Karl A. Racine (Courtesy photo)
Karl A. Racine (Courtesy photo)

D.C. Attorney General Karl A. Racine filed a lawsuit on Monday against food delivery company Grubhub for charging hidden fees and using deceptive marketing tactics during the apex of the coronavirus pandemic to increase profits at the expense of consumers and local small businesses.

Specifically, the lawsuit alleges Grubhub:

  • Ran a promotion that falsely claimed to help struggling restaurants during the pandemic.
  • Charged hidden and deceptive fees.
  • Failed to disclose that prices are higher in the app or website than at restaurants.
  • Listed restaurants that did not sign up for the platform.
  • Created a fake website that funneled users to Grubhub.
  • Listed deceptive “routing” phone numbers.
  • Misleadingly advertised “free” online advertising.
  • Falsely advertised “free delivery” on subscription services.

Racine said Grubhub abused District residents.

“Grubhub misled District residents and took advantage of local restaurants to boost its own profits, even as District consumers and small businesses struggled during the COVID-19 pandemic,” he said. “Grubhub charged hidden fees and used bait-and-switch advertising tactics-which are illegal.
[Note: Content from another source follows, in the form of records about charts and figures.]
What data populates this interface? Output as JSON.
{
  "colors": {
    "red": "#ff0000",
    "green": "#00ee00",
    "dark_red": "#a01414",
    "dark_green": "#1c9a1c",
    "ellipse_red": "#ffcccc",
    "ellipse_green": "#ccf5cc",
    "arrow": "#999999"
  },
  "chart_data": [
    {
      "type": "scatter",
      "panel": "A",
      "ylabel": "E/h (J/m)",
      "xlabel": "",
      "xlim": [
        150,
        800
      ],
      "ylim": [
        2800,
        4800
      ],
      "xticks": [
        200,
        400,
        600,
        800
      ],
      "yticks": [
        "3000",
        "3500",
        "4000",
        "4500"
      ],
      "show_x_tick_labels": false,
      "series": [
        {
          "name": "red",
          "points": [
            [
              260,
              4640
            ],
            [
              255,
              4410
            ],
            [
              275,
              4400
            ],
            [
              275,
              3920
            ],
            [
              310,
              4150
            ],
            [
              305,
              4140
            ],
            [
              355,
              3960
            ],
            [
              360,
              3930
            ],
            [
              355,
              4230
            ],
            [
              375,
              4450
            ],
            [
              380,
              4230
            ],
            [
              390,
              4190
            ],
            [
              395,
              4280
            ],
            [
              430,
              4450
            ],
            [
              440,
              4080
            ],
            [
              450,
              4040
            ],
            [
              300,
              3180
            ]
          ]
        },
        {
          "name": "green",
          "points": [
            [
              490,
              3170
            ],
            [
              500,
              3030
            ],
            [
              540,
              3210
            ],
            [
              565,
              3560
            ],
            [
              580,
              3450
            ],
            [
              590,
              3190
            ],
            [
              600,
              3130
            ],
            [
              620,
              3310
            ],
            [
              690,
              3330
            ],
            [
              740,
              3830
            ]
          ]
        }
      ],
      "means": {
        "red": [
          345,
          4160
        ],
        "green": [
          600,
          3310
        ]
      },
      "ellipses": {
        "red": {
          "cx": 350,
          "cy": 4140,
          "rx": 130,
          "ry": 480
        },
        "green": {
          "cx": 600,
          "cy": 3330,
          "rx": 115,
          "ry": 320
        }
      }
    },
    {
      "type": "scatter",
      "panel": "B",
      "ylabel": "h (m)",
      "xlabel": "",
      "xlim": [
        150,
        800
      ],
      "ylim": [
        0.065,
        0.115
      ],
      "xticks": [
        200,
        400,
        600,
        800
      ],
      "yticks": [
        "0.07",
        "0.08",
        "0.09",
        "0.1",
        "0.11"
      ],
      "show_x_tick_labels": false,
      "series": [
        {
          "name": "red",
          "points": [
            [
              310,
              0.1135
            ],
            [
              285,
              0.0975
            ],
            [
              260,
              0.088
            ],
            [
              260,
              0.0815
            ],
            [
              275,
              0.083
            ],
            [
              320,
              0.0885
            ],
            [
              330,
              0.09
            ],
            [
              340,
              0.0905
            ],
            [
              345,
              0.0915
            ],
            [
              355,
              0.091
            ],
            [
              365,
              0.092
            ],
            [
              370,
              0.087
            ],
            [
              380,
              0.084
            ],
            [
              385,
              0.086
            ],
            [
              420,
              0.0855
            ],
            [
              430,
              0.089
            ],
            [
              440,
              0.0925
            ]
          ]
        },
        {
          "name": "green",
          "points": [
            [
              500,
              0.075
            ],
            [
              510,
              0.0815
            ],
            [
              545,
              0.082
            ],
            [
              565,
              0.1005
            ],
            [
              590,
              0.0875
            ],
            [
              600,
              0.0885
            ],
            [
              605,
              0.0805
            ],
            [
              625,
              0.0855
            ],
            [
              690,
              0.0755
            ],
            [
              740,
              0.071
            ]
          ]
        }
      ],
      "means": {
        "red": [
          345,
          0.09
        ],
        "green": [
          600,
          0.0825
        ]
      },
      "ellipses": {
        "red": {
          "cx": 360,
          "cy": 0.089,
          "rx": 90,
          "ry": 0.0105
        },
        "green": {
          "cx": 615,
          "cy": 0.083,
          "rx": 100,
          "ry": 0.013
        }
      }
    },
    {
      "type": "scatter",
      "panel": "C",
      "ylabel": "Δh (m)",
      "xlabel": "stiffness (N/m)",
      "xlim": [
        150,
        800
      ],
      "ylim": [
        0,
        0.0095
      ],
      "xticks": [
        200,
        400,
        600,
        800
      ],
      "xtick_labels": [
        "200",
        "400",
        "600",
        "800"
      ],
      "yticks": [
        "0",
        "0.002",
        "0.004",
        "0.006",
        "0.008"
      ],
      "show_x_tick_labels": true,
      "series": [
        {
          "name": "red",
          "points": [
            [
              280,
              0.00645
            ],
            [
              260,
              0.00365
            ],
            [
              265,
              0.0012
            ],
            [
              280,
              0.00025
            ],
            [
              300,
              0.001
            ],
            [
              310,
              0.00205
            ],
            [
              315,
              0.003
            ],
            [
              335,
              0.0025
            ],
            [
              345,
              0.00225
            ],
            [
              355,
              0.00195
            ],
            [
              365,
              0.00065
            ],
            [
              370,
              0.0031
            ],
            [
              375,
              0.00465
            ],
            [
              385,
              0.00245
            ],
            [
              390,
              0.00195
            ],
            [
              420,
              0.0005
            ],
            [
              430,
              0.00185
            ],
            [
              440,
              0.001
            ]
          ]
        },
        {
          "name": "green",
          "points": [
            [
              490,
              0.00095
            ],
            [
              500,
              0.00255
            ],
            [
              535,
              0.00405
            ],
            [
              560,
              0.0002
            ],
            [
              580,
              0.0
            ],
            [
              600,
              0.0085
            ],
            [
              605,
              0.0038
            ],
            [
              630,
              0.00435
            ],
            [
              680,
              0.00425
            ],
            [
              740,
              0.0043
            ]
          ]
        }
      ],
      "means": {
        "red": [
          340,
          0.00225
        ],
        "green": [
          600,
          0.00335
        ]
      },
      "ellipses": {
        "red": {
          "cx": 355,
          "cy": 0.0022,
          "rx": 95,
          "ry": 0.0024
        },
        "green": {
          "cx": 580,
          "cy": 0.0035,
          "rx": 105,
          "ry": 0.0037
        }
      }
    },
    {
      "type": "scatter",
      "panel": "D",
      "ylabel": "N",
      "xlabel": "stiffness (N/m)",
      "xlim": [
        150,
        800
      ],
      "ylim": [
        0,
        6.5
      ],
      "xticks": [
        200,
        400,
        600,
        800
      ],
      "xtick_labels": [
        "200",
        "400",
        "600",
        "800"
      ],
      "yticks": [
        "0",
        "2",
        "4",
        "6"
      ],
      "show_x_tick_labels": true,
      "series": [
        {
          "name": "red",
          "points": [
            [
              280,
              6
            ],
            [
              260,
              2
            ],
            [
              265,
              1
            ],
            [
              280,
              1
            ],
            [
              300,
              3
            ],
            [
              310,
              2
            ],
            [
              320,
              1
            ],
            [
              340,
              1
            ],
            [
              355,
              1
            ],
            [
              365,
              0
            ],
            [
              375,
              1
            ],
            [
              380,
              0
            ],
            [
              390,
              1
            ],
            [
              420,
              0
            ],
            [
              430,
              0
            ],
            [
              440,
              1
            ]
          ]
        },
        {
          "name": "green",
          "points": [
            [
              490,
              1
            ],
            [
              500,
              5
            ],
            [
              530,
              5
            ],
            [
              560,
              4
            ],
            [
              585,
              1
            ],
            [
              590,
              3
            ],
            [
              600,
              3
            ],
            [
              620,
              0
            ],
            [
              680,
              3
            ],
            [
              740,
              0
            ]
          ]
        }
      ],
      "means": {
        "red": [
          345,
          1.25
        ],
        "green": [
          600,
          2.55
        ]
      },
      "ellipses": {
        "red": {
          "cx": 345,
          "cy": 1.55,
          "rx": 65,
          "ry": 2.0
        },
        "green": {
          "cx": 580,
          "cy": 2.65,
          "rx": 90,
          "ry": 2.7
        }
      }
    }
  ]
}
On top of that, the company deceived users with a promotion that claimed to support local restaurants at the heart of the pandemic. But in reality, this program cut into struggling restaurants’ profit margins while padding Grubhub’s bottom line.

“Consumers don’t mind paying for delivery fees, but Grubhub needs to be honest about those fees in the first place,” Racine said. “With this lawsuit, we are seeking to force Grubhub to end its unlawful practices and be transparent so D.C. residents can make informed decisions about where to order food and how to support local businesses.”

Andrew Kline of the Veritas Law Firm and general counsel to the Restaurant Association of Metropolitan Washington praised the attorney general’s office for the lawsuit.

“Although third-party delivery services can be important partners of restaurants, they should not exploit either the public nor businesses they serve with misleading statements and unfair trade practices,” Kline said. “The activities of some of these third-party delivery companies are particularly troubling as restaurants have to struggle to simply survive throughout the pandemic and now through recovery.”

Grubhub said it will “aggressively defend its business in court.”

“During the past year, we’ve sought to engage in a constructive dialogue with the D.C. Attorney General’s Office to help them understand our business and to see if there were any areas for improvement,” the company said in an emailed statement to WTOP. “We are disappointed they have moved forward with this lawsuit because our practices have always complied with D.C. law, and in any event, many of the practices at issue have been discontinued.”